Ozonun etkinliğinden nasıl emin oldunuz?
Öncelikle PCS Elektronik’in bize sunduğu verileri inceledik. Sonrasında hem istasyonlarımızda hem de Shell Türkiye Genel Müdürlük binamızda yaptığımız uygulamaların sonuçlarını farklı laboratuvarlardan alarak detaylıca inceledik. Şirket doktorumuzun eşliğinde yaptığımız bu çalışmaları yurtdışındaki sağlık birimimizle de paylaştık ve onların da onaylarını aldık. Bizim kendi çalışmalarımızdan sonra, pandemi zamanında Cerrahpaşa Üniversitesi, Hacettepe Üniversitesi, Acıbadem Üniversitesi ve Uludağ Üniversitesi gibi Türkiye’nin önde gelen çeşitli kurumları da bizzat bizim kullandığımız cihazlarla testlerini gerçekleştirdiler ve hepsinden de benzer sonuçları alarak ozonun etkinliğini teyit etmiş olduk.
“YENİLİKÇİ YAKLAŞIMIMIZIN ÇEŞİTLİ SEKTÖRLERDEKİ BİRÇOK ŞİRKETE İLHAM VERMESİNİ UMUYORUZ”
Bu projenin globalde de örnekleri var mı?

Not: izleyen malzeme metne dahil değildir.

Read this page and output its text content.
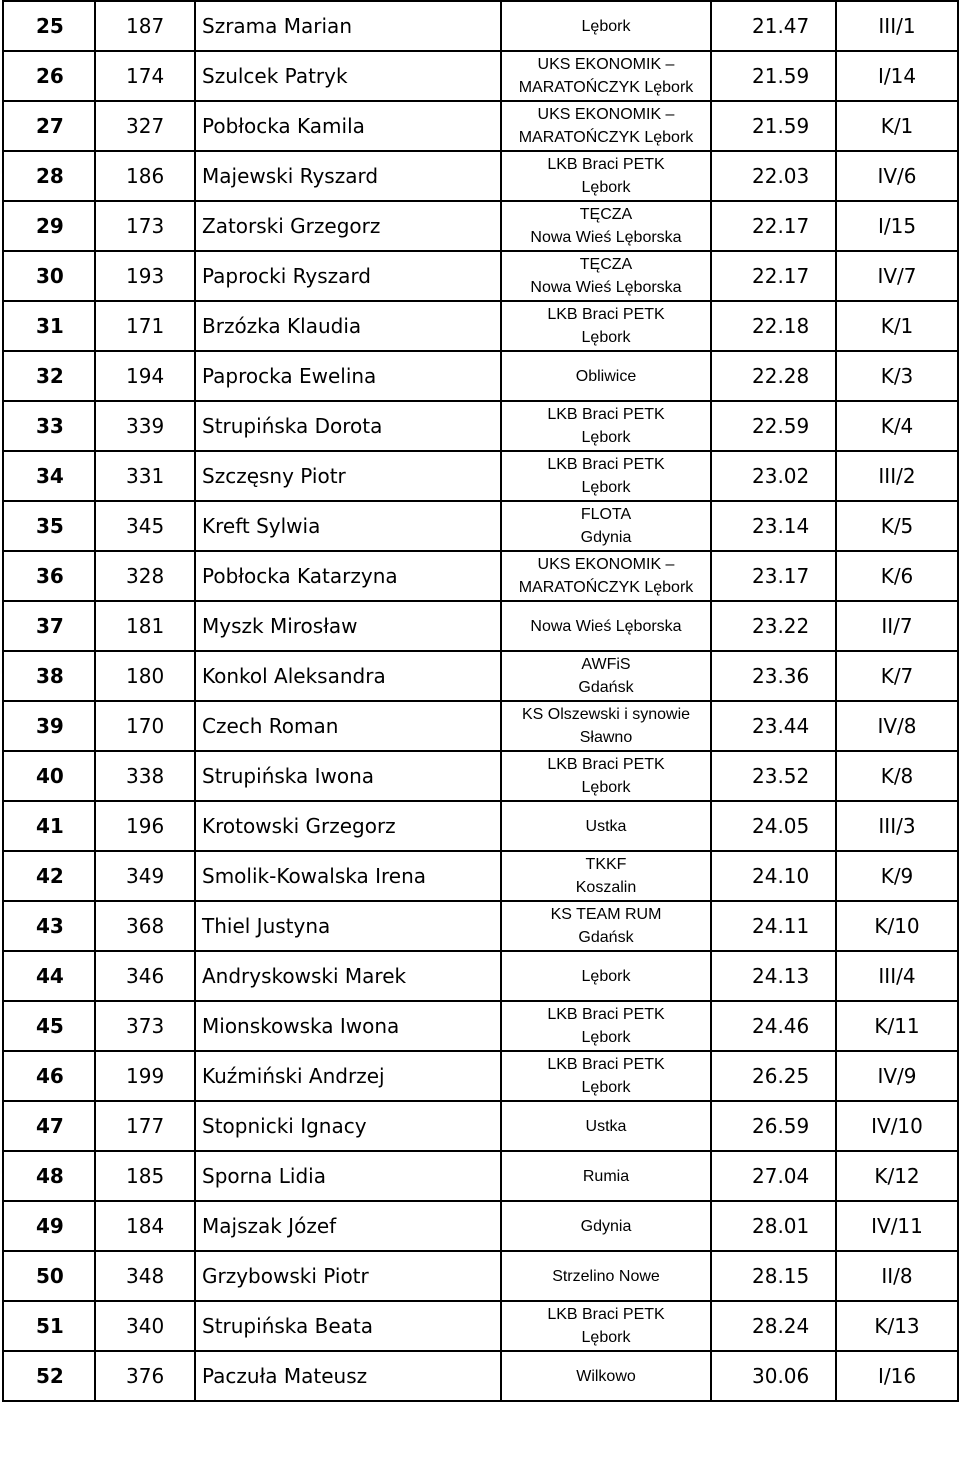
25	187	Szrama Marian	Lębork	21.47	III/1
26	174	Szulcek Patryk	UKS EKONOMIK –
MARATOŃCZYK Lębork	21.59	I/14
27	327	Pobłocka Kamila	UKS EKONOMIK –
MARATOŃCZYK Lębork	21.59	K/1
28	186	Majewski Ryszard	LKB Braci PETK
Lębork	22.03	IV/6
29	173	Zatorski Grzegorz	TĘCZA
Nowa Wieś Lęborska	22.17	I/15
30	193	Paprocki Ryszard	TĘCZA
Nowa Wieś Lęborska	22.17	IV/7
31	171	Brzózka Klaudia	LKB Braci PETK
Lębork	22.18	K/1
32	194	Paprocka Ewelina	Obliwice	22.28	K/3
33	339	Strupińska Dorota	LKB Braci PETK
Lębork	22.59	K/4
34	331	Szczęsny Piotr	LKB Braci PETK
Lębork	23.02	III/2
35	345	Kreft Sylwia	FLOTA
Gdynia	23.14	K/5
36	328	Pobłocka Katarzyna	UKS EKONOMIK –
MARATOŃCZYK Lębork	23.17	K/6
37	181	Myszk Mirosław	Nowa Wieś Lęborska	23.22	II/7
38	180	Konkol Aleksandra	AWFiS
Gdańsk	23.36	K/7
39	170	Czech Roman	KS Olszewski i synowie
Sławno	23.44	IV/8
40	338	Strupińska Iwona	LKB Braci PETK
Lębork	23.52	K/8
41	196	Krotowski Grzegorz	Ustka	24.05	III/3
42	349	Smolik-Kowalska Irena	TKKF
Koszalin	24.10	K/9
43	368	Thiel Justyna	KS TEAM RUM
Gdańsk	24.11	K/10
44	346	Andryskowski Marek	Lębork	24.13	III/4
45	373	Mionskowska Iwona	LKB Braci PETK
Lębork	24.46	K/11
46	199	Kuźmiński Andrzej	LKB Braci PETK
Lębork	26.25	IV/9
47	177	Stopnicki Ignacy	Ustka	26.59	IV/10
48	185	Sporna Lidia	Rumia	27.04	K/12
49	184	Majszak Józef	Gdynia	28.01	IV/11
50	348	Grzybowski Piotr	Strzelino Nowe	28.15	II/8
51	340	Strupińska Beata	LKB Braci PETK
Lębork	28.24	K/13
52	376	Paczuła Mateusz	Wilkowo	30.06	I/16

Bizim uyguladığımız şekliyle globalde bir örneğine rastlamadık. Sadece araç dezenfeksiyonu için ozon sistemlerini kullanan çeşitli ülkelerin olduğunu biliyoruz. Umuyoruz ki bizim bu yenilikçi yaklaşımımız Shell Türkiye olarak sektörümüzde birçok alanda öncü olduğumuz gibi çeşitli sektörlerdeki birçok şirkete ilham verir. Böylece hem hijyen standartları en üst seviyeye ulaşarak insan sağlığı konusunda toplumumuzda bir farkındalık yaratmış oluruz hem de kullanımı yaygınlaşarak daha sağlıklı bir dünya için katkıda bulunmuş oluruz.
‘MİSAFİRLERİMİZİN İSTASYON TUVALETLERİMİZDE HİJYENLE İLGİLİ MEMNUNİYETİNİ DUYMAK BİZİM İÇİN MOTİVE EDİCİ’
Uygulama açısından şartıları ve eksileri neler?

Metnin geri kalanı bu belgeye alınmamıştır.